You need to either drill out the back side of the mag carrier, or get a small pin or nail really hot, and melt through the back. You are essentially making a counterbore. Then, through the small hole you've just created, push the magnet out with a small drift or nail. (or whatever) Be careful not to wipe out too much of the land area that the magnet sits in.

The 656 likes 2 magnets with reversed polarity.

That's the easiest way.


----------



## Hooked Up (Feb 6, 2009)

all we did was use a xacto knife tip and flip the magnets out


----------



## solid7 (Dec 31, 2010)

Yeah, that works, but I'd rather make an easy hole to out them, than risk snapping off an exacto blade, and flicking it into my eyeball. (I've already done that)

It's an easy mod...


----------



## Funkey Bunker (Dec 7, 2005)

Thanks guys for the info.

Abu Mike- yes slight knock on the spool tension and the reel was only opened up to remove the blocks

Hooked Up-thats what I was hopeing for!

Solid 7- will try fliping them out first, will use safty glasses, and if it doesen't work will drill them.

Thanks again, Bob


----------



## luckyOC (Apr 3, 2010)

I used a pin, and a little bit of heat and pushed them out... didn't drill. I have 3 in, separate polarities, upgraded bearings.... very very smooth reel that can cast.


----------



## solid7 (Dec 31, 2010)

luckyOC said:


> I used a pin, and a little bit of heat and pushed them out... didn't drill. I have 3 in, separate polarities, upgraded bearings.... very very smooth reel that can cast.


That was what I meant in my first reply. It's a simple trick, and it works very well. Easier to push than flick...


----------



## Funkey Bunker (Dec 7, 2005)

Well I removed both brake blocks and three magnets, slight knock on the spoll tension. It does cast further but I still can not get it to fluff. I will clean the bearings and lube with "Red Rocket Fuel". Any other sugestions??
Thanks for your help,
Bob


----------



## Hooked Up (Feb 6, 2009)

Hit it harder


----------



## solid7 (Dec 31, 2010)

How long does the spool spin in freespool?


----------



## Tommy (Jan 24, 2001)

With clean bearings lubed with RR oil and 3 magnets removed that reel should be a speed demon. Let us know how she throws in that configuration.

Tommy


----------



## dcfishman (Dec 20, 2002)

If I might add my 2 cents , add Yellow or even Tournament grad Rocket fuel and crank down the side ajustment that should get it to fluff that Tournament Rocket Fuel is very very fast 
Hope this helps good luck


----------



## psychonerdbeast (Sep 29, 2010)

maybe the mag adjustment is binding in a full on position. check to make sure it has full travel with sideplate off.


----------



## castingsfun (May 28, 2010)

*Hi !!!!*

*FACT !!!!*

Akios 666 W spooled with 20# Sakuma, CPS 6-10, 15 MPH tail wind.
The reel is bone stock. Right out the box, the only thing I did was
dial down the mag and touched nothing else. Eight ouces and A
Hatteras cast. The lead flew clearly over 500' and marked with
my Nikon Pro Staff 550 Laser Range Finder.

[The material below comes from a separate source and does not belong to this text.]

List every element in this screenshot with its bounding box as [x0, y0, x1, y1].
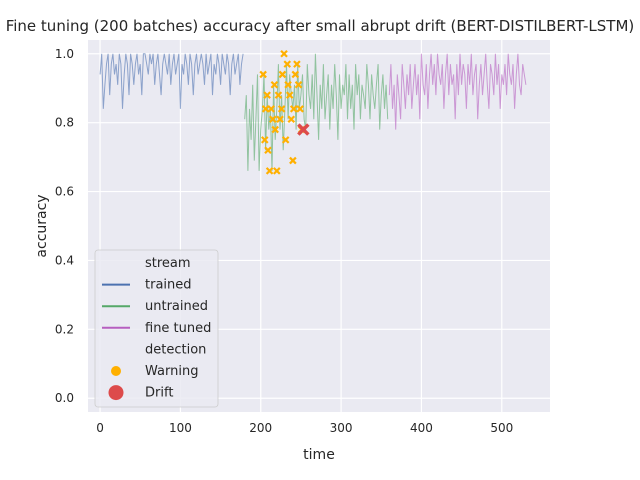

If the brake blocks are removed the reel is untamed and I need all the mags
for starters!


----------



## sefmonster (Mar 26, 2012)

I just got mine back from Nick at Breakaway Tackle.I have the 656 SCM Shuttle and he removed 1 magnet and a few drops of Tournament Rocket Fuel and I just tossed it yesterday with 5oz and a chunk and had to admit I was a little nervous to let it heave but OMG did it fly! It beat all of my favorite reels hands down! As I got more comfortable I was almost emptying the reel and I'm no pro.I just ordered the 757CTM for a larger line capacity and heavier lead and chunks and for hauling in larger fish in ripping tides! Time to thin the herd of Abu's!


----------